Ivo Ćipiko (; 13 January 1869 in Kaštel Novi – 23 September 1923 in Kaštel Novi) was a Serbian writer, primarily a novelist. Ćipiko, like Simo Matavulj before him, presented a picture of the South Adriatic that was not always sunny or blue.

Biography
Ivo Ćipiko was born on 13 January 1869 in Kaštel Novi, on the estate of his forefathers who came from Italy in the Middle Ages and settled along the Dalmatian coast. Ćipiko's ancestors are believed to have been of Italian origin and Roman Catholics. Baptized in the Roman Catholic faith, Ivo Ćipiko identified himself more with the Serbian nation, and was careful to avoid uncritical approbation of the Dalmatian Croats and their Latin church. Early in his education he came under the influence of Serbian literature, then popularized by the Serb-Catholic circle.

Ćipiko graduated from a forestry school in 1890 and worked as a forestry officer in Brač, Makarska, Hvar and Kotor until 1909. He then came to live in Serbia and devote himself to literary pursuits. During the Balkan Wars of 1912–13 he was a military correspondent attached to the Serbian Army Headquarters. After the war, Ćipiko became one of the most ardent proponent of Jovan Skerlić's unitarian ideas along with other Serbian writers from Croatia, Dalmatia, Montenegro, and Bosnia and Herzegovina, such as Mirko Korolija, Niko Pucić, Svetozar Ćorović and Aleksa Šantić.

Ćipiko died at Kaštel Novi on his family's estate on 23 September 1923.

Works
Serbian fiction of the time, denoted as lyrical realism by literary critic Jovan Skerlić, relied upon the previous tradition, but it also cleared the way for later modern fiction. The sense of alarm concerning the deterioration of social conditions present in Ivo Ćipiko's best work, the 1909 novel Pauci (The Spiders), had a lot to do with it.

In his short-story collections, such as "Seaside Souls" (1899) and "By the Sea" (1911), the novel "For Bread" (1904), and the drama "On the Border" (1910), Ćipiko depicted the life of Dalmatian peasants and their struggles with moneylenders, landowners, and Austrian bureaucrats. He introduced the figure of the peasant rebel into Serbian literature in the novel "Spiders" (1909). His search for moral ideals was expressed in his poetization of the "natural man," who resists the hypocrisy of bourgeois society. He used realist narrative techniques but playfully embellished them by focusing mainly on the protagonist's inner life.  Ćipiko's notes and diaries from the front, "Impressions of the War of 1912" (1914) and "From the Days of War" (1917), are marked by a spirit of antimilitarism.

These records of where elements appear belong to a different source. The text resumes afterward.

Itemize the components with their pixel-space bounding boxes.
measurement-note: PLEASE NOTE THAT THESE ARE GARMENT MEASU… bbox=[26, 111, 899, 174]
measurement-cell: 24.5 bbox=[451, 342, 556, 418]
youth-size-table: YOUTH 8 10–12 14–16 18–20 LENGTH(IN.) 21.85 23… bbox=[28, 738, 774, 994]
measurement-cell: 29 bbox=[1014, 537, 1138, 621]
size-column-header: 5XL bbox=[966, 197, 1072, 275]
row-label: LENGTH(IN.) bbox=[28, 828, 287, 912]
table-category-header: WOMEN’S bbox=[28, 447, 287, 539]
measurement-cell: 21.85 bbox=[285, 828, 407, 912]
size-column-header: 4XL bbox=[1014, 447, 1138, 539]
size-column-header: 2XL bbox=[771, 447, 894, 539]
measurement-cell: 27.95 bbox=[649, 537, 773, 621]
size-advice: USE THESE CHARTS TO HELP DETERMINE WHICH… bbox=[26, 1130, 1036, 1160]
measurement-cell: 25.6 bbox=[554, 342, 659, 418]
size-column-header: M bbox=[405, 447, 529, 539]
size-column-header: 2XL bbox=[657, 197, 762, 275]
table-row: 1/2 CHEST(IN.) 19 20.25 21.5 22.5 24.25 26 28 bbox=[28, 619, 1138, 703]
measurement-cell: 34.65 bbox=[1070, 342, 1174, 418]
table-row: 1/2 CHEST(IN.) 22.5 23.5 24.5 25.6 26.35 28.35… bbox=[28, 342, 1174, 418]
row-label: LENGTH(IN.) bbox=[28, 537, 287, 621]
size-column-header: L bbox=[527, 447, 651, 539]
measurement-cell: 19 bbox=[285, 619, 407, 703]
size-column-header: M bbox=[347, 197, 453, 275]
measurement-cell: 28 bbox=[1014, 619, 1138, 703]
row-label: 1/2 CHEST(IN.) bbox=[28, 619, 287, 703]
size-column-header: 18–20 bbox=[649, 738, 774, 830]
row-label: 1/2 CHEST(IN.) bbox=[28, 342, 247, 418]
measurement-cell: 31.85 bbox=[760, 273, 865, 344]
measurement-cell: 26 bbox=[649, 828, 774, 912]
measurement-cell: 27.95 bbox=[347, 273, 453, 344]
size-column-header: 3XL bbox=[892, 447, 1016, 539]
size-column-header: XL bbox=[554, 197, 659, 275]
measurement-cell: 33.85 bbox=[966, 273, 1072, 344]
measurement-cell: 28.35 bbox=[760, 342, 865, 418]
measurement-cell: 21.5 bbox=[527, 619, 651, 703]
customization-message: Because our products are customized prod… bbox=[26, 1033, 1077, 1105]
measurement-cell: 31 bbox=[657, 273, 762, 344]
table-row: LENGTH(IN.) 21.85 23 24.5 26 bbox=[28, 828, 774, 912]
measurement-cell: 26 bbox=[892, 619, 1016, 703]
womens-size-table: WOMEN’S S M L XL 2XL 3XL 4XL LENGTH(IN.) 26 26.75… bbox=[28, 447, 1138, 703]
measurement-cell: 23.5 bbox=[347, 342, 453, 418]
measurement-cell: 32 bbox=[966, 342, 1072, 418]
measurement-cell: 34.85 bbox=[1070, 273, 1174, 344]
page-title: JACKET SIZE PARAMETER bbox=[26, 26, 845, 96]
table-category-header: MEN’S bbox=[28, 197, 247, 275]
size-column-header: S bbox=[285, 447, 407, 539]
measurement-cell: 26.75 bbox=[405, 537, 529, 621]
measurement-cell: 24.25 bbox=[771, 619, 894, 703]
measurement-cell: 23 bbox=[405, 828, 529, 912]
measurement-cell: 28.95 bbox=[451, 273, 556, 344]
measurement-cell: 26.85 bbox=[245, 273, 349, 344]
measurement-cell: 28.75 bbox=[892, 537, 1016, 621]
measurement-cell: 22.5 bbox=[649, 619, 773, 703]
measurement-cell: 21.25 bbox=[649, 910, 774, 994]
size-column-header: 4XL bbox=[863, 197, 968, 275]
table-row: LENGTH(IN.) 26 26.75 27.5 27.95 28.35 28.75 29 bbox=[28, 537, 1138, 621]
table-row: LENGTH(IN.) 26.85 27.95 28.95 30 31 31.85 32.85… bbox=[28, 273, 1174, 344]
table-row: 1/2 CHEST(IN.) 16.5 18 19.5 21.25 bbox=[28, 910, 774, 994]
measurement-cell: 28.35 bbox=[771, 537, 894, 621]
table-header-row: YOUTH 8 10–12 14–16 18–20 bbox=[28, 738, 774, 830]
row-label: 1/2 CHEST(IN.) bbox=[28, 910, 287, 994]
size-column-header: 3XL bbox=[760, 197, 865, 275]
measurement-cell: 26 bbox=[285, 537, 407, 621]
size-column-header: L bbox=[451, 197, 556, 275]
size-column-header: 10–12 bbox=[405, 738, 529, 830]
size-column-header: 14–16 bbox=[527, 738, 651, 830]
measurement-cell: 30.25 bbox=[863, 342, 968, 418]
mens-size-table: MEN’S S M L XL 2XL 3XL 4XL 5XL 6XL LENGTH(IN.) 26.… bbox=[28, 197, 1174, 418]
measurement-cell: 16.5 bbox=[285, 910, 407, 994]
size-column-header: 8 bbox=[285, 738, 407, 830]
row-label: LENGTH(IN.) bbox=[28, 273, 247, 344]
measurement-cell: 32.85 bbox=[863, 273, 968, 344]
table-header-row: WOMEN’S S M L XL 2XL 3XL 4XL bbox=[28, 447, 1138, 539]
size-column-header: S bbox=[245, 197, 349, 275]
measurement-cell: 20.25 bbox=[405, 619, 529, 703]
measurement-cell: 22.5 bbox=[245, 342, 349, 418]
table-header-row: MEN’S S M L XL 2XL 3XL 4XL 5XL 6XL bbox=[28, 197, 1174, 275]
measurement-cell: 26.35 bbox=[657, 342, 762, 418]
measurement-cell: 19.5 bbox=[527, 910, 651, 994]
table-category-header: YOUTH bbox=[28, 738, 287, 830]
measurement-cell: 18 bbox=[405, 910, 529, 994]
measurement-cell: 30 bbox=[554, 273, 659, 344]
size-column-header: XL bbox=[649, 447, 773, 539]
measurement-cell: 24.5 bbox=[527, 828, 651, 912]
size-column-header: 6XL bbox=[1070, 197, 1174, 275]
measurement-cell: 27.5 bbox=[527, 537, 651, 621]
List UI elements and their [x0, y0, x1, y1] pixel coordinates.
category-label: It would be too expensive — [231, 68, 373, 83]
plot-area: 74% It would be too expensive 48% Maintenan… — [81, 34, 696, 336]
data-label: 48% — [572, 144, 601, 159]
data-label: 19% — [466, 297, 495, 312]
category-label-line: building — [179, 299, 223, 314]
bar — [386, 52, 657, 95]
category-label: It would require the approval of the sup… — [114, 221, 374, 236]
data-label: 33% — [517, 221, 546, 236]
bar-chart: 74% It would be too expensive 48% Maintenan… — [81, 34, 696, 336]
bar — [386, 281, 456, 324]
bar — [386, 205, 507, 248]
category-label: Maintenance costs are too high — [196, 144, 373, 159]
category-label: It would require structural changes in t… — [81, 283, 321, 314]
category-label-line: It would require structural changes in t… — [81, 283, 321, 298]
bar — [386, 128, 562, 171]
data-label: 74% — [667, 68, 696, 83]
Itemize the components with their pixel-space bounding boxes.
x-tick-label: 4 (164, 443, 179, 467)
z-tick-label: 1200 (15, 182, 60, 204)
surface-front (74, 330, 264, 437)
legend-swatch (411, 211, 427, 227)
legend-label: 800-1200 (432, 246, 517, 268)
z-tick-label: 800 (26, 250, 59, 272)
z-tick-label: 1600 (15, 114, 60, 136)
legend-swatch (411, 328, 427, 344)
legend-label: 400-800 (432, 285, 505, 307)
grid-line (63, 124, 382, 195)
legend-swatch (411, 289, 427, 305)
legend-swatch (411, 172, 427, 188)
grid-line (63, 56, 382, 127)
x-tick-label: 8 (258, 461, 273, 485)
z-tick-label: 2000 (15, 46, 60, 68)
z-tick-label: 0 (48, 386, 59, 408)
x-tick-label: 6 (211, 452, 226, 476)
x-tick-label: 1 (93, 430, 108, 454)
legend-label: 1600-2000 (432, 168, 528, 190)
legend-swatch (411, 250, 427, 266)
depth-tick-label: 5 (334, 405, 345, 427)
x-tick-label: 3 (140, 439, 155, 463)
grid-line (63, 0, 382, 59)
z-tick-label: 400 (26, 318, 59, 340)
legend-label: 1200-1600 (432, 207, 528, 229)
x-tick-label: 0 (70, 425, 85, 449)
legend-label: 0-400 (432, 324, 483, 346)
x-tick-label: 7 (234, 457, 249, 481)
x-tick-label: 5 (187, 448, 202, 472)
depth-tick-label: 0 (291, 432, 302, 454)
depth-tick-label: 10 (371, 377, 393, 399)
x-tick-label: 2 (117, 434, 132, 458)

Ivo  has "poems in prose" in which the narrative element is totally subordinated to lyricism, the evolution of mood, the expression of emotions and passions, and to language and style in Ceznja (Longing, 1898). The same kind of lyrical prose was produced by the eight years younger Isidora Sekulić in Bure (Gusts).

Bibliography
 Iz ratnih dana, Corfu, 1917.
 Iz solunskih borbi, Belgrade, 1919.
 Kraj mora (short stories), Dubrovnik, 1911.
 Na granici, (drama), 1910.
 Na pomolu, Thessaloniki, 1916.
 Na povratku s rada, (short stories)
 Pauci (novel), Belgrade, 1909.
 Preljub (short stories), Belgrade, 1914.
 Primorske duše (short stories), Zagreb, 1899.
 Sa jadranskih obala (short stories), Mostar, 1900. 
 Sa ostrva (short stories), Belgrade, 1903.
 Utisci iz rata 1912, Sarajevo, 1914.
 Volja naroda (drama), 1911.
 Za kruhom (novel), Novi Sad, 1904.

References

 From Serbian Wikipedia: Иво Ћипико
 Jovan Skerlić, Istorija nove srpske knjizevnosti (Belgrade, 1921), pages 469-471.
 Gligorić, V. "I. Ćipiko". In his book Srpski realisti, 5th ed., Belgrade, 1968.